The privacy-friendly contactless payments thread

leoLela

I pay cash when I can, but it looks like we will deal with a cashless society soon. How will we make payments that aren't easily spied on by multiple entities?

The best idea seems to be a contactless frontend like Garmin Pay. But this raises a lot of questions and I can't easily find the answers.

In such a payment there are three relevant actors:

the card issuing bank
the front end (e.g. Garmin Pay)
the vendor

Who gets which bits of your information?

I know that the vendor does not get your card number or your name. But the frontend device has a "device-specific card number". Does that device-specific card number persist between payments? Can it be used by vendors and data brokers to profile you?

What information does the frontend provider receive? Do they know the vendor, the payment sum, the time, etc.?

What information does the bank receive? It would be great if the frontend acted like a 'data condom' and didn't send the vendor information to the bank. The bank should simply receive a generic identifier, e.g., "Garmin Pay". I know that privacy.com offers this. They call it 'discreet merchants'.

csis01

leoLela The "front end" is not a required component for contactless payments. The bank has the option of implementing contactless payments directly from within their own application.

That would certainly keep the data private from the "front end". Unfortunately, you can't do anything to block the bank or the vendor, which act under legislation to keep exacting records of all transactions.

I don't think that cash will entirely go away. Perhaps government issued cash, but that will be replaced by returning to a more primitive economy involving bartering and things like slivers of precious metals for payment. There are enough people around who are uncomfortable sharing all their data that this can't be avoided.

leoLela

Also: are there any prepaid virtual cards that can be added to contactless frontends? That could be useful.

[deleted]

You can bootstrap your own Privacy.com solution if you need because Visa/MC ostensibly don't verify cardholder names. I've been using this hack for several years with almost perfect success rate.

I couple it with disposable virtual cards and parcel lockers when it makes sense. This won't hide transition from your bank (eg that you spent money in Phil's Camera Store) like it would with Privacy.com (as I understand it) but it will get you 90 percent of the way whilst not introducing more parties to a transaction (solutions like Privacy.com and MySudo all conduct some form of KYC or worse outsource them).
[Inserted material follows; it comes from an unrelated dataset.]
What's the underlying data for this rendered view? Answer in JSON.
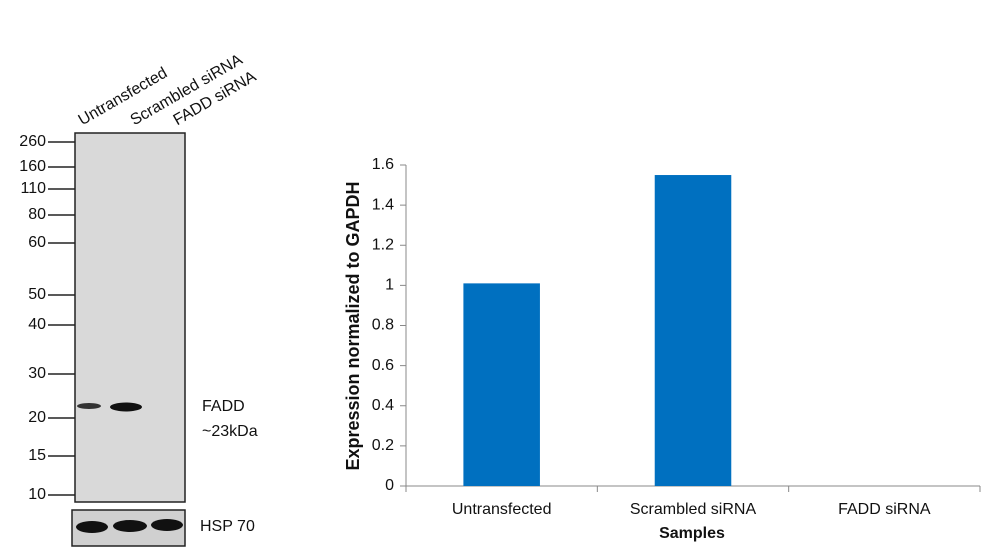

I usually just want to hide my identity the litany of small merchants since they're the ones likely to leak your PII not your bank but YMMV.

[deleted]

I was mostly responding to your top question as in it's pretty trivial to minimize data accessible to each of the entities involved (unless they all collude of course). It's really a non-issue for those with reasonable threat models.

leoLela

csis01

The "front end" is not a required component for contactless payments. The bank has the option of implementing contactless payments directly from within their own application.

Not every bank does that.

csis01

leoLela Where did I say that they did? If your bank doesn't, then you need to put some pressure on them.